Wow … soft skills. In my memory, most often under soft skills is meant the ability to say exactly what people want to hear, which takes place in dangerously close to "the ability to enter trust in the right people." If you want to practice such games – your will. But personally, I would recommend to study practical psychology instead. And for starters – go to a good psychotherapist and cure your psychological sores (believe me, most likely you have them). Having plunged into this, you will understand what to do next.

“Do not be afraid of responsibility and difficult tasks.”

… but only if you are sure that this holiday of life will be noticed, appreciated and paid. Otherwise, avoid responsibility and heavy tasks.

“Learn to communicate your thoughts effectively to others. For practice, you can, for example, start a blog. ”

To throw it in the dustbin of history in a couple of months. A blog is a feed, promotion, marketing. And you are not a marketer, nope. People read entertainment articles best of all, and few people are interested in technical details – there is StackOverflow for this. By the way, register there and try to answer questions. This is a really good experience.

“Participate in various meetings and conferences. But not only as a listener, but also as a speaker. The good reports received by the audience also attracted the attention of recruiters. ”

Bullshit. The attention of recruiters is attracted by a filtered list of people on LinkedIn, last-minute job closing dates and internal CRMs of recruitment agencies. The skill of public speaking is cool if you aim for management. The rest of the conference come for networking. And the more phones / emails of useful and interesting people you take away from the conference, the better. And in what role do you participate in the event – the speaker or the listener – is immaterial. Remember that the most interesting thing happens on the sidelines.

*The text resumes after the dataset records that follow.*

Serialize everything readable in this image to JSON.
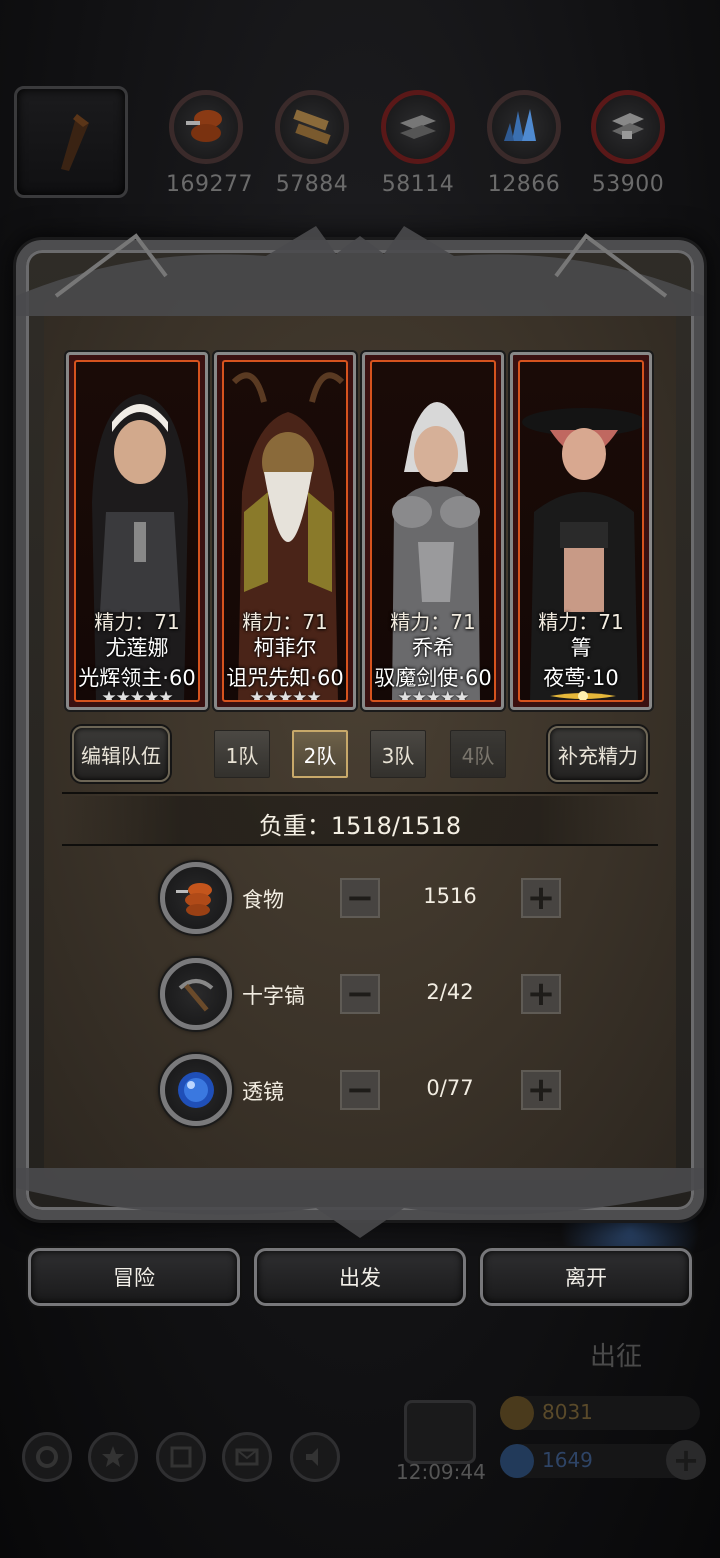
{
  "resources": [
    {
      "icon": "meat-icon",
      "value": "169277"
    },
    {
      "icon": "wood-icon",
      "value": "57884"
    },
    {
      "icon": "iron-icon",
      "value": "58114"
    },
    {
      "icon": "crystal-icon",
      "value": "12866"
    },
    {
      "icon": "ore-icon",
      "value": "53900"
    }
  ],
  "heroes": [
    {
      "energy": "精力：71",
      "name": "尤莲娜",
      "title": "光辉领主·60",
      "stars": "★★★★★"
    },
    {
      "energy": "精力：71",
      "name": "柯菲尔",
      "title": "诅咒先知·60",
      "stars": "★★★★★"
    },
    {
      "energy": "精力：71",
      "name": "乔希",
      "title": "驭魔剑使·60",
      "stars": "★★★★★"
    },
    {
      "energy": "精力：71",
      "name": "箐",
      "title": "夜莺·10",
      "stars": ""
    }
  ],
  "team": {
    "edit_label": "编辑队伍",
    "refill_label": "补充精力",
    "tabs": [
      "1队",
      "2队",
      "3队",
      "4队"
    ],
    "active_index": 1
  },
  "load": {
    "text": "负重：1518/1518"
  },
  "supplies": [
    {
      "label": "食物",
      "value": "1516",
      "icon": "meat-icon"
    },
    {
      "label": "十字镐",
      "value": "2/42",
      "icon": "pickaxe-icon"
    },
    {
      "label": "透镜",
      "value": "0/77",
      "icon": "lens-icon"
    }
  ],
  "actions": {
    "adventure": "冒险",
    "depart": "出发",
    "leave": "离开"
  },
  "background": {
    "expedition": "出征",
    "time": "12:09:44",
    "gold": "8031",
    "gems": "1649"
  },
  "colors": {
    "accent_orange": "#d6531e",
    "active_tab_border": "#c8a96a",
    "panel": "#3a3228"
  }
}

“Set aside time for training regularly.”

Better, use the employer's resource to learn. No matter how cynical it sounds, believe me, it won’t lose it.

“Work on your resume, especially if you don’t have experience and there’s nothing to fill out with a resume.”

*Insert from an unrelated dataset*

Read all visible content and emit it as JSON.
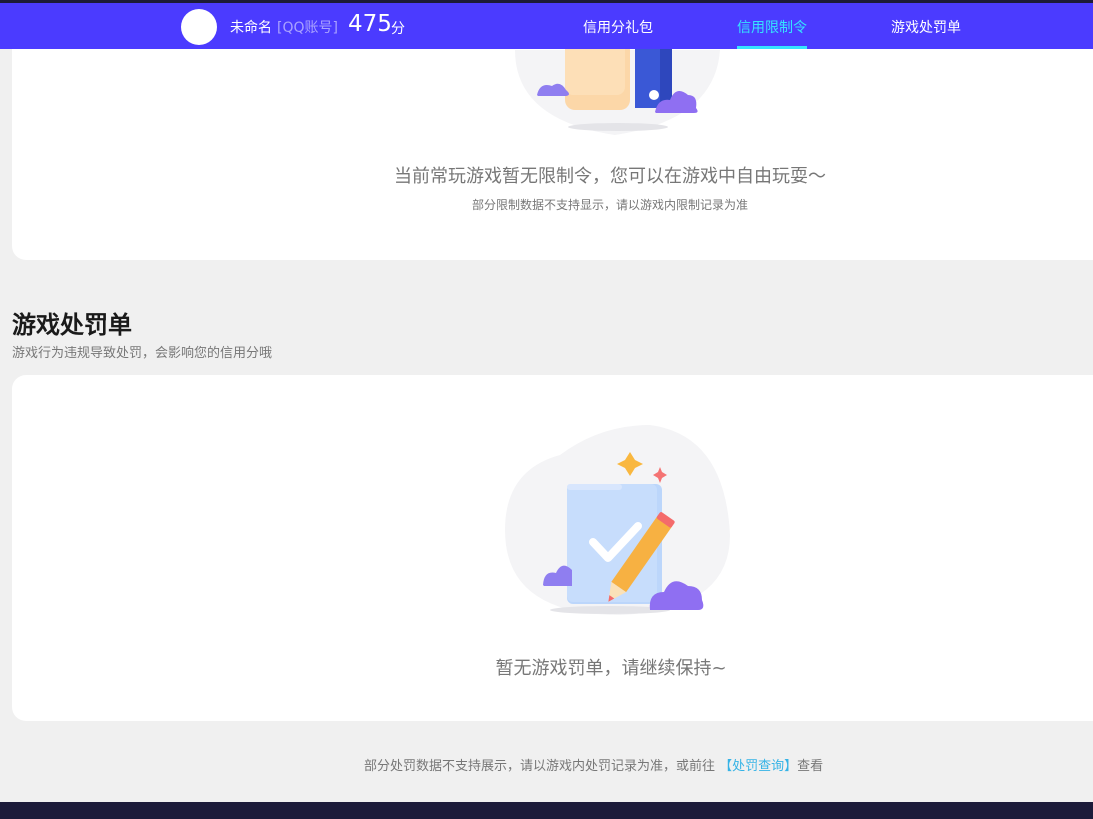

It’s better to start by asking “how to write resume” on YouTube and watch 50 hours of videos on this topic to really understand how to do this. Resume writing has its own established traditions, established formulations, formats, forbidden words and phrases – in short, this is also a kind of “special Olympics” (especially in the USA). Your resume writing skills and your professional skills are completely orthogonal things.

"Learn to look at a task from different points of view in order to understand what a business and a user want."

Bullshit. If you are not a UX specialist and not an analyst, then learn to understand what your immediate superiors want from you. And his superiors. And the bosses of his bosses. Drop out of your head any thoughts “how much will the maintenance of this cost?”, “Will users like this?”, “And how much money will this feature bring to the company?”. This is all rubbish, turbidity and compote. To think about business – the business has founders. And while you are not on the board of directors and you do not have company shares or shares in the authorized capital – well, you understand. Think about what the immediate superiors want from you. In my experience, few are fired for low qualifications and bugs. And certainly no one was fired for the reason “he didn’t do what our users wanted.” But for “you don’t fit into the team” and conflicts with the management – all the same.